ETUDE – Pour ses dix ans, le Conseil Représentatif des Associations Noires (CRAN) a lancé un site de statistiques populaires lundi dernier. Une initiative qui pose question.
Louis-Georges Tin, actuel président du CRAN, déclare sur la page Facebook de l’organisation : « Nous invitons le public à nourrir ce site interactif, ce qui nous permettra d’interpeller les structures concernées ». Pour les 10 ans de la fédération, le CRAN a réalisé une vieille envie.
Depuis plusieurs années, le CRAN critique le manque d’études pouvant rendre compte des discriminations dont sont victimes les minorités dans des domaines divers comme le logement, le monde du travail et l’éducation .

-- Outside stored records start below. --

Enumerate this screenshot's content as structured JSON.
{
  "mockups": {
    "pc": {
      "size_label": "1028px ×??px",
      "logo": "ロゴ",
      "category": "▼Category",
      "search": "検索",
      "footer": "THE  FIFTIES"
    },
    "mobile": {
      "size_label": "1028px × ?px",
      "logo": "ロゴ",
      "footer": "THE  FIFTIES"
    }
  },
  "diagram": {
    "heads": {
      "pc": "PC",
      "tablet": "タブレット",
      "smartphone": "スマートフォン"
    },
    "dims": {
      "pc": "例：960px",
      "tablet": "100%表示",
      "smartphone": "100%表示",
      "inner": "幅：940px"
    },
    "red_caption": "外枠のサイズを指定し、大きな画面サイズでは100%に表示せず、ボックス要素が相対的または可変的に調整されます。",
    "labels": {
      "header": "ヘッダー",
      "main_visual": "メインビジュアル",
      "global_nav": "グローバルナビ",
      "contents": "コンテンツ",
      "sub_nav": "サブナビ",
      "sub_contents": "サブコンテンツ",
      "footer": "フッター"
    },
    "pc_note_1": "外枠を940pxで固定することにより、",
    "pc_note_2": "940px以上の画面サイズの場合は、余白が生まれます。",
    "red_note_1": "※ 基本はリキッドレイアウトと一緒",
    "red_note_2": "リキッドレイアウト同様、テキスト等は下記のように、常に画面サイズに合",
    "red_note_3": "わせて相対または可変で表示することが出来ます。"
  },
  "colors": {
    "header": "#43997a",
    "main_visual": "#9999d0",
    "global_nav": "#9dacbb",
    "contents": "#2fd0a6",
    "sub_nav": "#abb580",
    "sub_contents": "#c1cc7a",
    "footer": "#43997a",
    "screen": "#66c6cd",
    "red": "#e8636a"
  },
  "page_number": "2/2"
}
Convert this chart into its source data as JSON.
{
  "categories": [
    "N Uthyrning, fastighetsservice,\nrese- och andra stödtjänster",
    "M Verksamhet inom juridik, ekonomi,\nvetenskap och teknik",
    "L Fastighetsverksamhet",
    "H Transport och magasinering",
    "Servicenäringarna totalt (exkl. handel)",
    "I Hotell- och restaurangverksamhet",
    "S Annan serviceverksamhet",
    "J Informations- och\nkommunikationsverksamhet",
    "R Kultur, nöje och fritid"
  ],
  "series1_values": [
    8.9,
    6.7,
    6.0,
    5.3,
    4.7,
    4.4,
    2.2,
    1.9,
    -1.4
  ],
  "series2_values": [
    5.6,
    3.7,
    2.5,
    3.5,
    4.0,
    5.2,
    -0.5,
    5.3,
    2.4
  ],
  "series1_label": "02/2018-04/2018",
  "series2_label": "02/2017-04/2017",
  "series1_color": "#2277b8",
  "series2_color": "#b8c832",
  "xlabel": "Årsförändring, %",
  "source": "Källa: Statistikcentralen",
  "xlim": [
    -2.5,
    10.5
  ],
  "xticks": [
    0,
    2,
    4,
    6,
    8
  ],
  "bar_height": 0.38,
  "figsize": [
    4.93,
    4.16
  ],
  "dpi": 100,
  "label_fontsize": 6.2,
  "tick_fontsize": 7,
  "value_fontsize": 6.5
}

Aujourd’hui, avec http://www.statistiquespopulaires.fr, le CRAN espère que tout un chacun participera à pallier à cette carence en proposant « des statistiques ethniques, faites non pas par des instituts officiels, mais faites par nous tous » pour « mesurer la représentation des minorités ethniques » dans un milieu donné. Cette initiative participative, aussi encourageante soit-elle, comporte cependant quelques limites.
*La fiabilité de la méthode
La première question que l’on se pose : la véracité des données récoltées par les citoyens. Lorsque l’on va jeter un œil dans la section « à vous de jouer » sur le site, tout ce que l’on demande à la personne menant l’enquête est son identité, le milieu étudié, ce qu’elle a observé et les chiffres qu’elle a trouvé.
Aucun conseil sur la façon dont une étude de ce type doit être menée ni sur l’échantillonage pouvant indiquer de la manière la plus précise possible une éventuelle discrimination. Aucune indication concernant une potentielle vérification également.
Ce qui nous mène à une seconde interrogation : pourquoi ne pas tout simplement solliciter des professionnels de la recherche non-blancs qui pourraient mener ces études ? Ce serait logique vu que CRAN reproche à Yves Calvi la quasi totale absence d’experts issus de la diversité, reprenant les informations publiées sur le site Enquête & Médias en janvier 2010.
*Et qu’est-ce qu’on fait maintenant ?
Oui, les discriminations existent. Il est essentiel de faire un constat, chiffres à l’appui, de l’ampleur des disparités au sein des minorités, tous domaines confondus. Même si la France interdit officiellement les statistiques ethniques, il en existe bien. Pour rappel, une étude a été menée par le CNRS en 2009 prouvant que les noirs étaient six fois plus susceptible de subir un contrôle au faciès que n’importe quel autre groupe.
Le CRAN a donc décidé d’épingler quelques mauvais élèves niveau représentativité parmi lesquels des médias (notamment France TV avec à peine 3% de diversité au sein de la direction de France télévision) ou encore le monde de l’entreprise (avec la moitié des entreprises du CAC 40 ne comptant aucune minorité au sein de leur conseil administratif). Mais une fois ces faits dévoilés, quelles solutions proposées pour y remédier ?
L’Afro a tenté de joindre des responsables de l’association pour aborder ces questions mais n’a pas eu de retour de leur part pour le moment.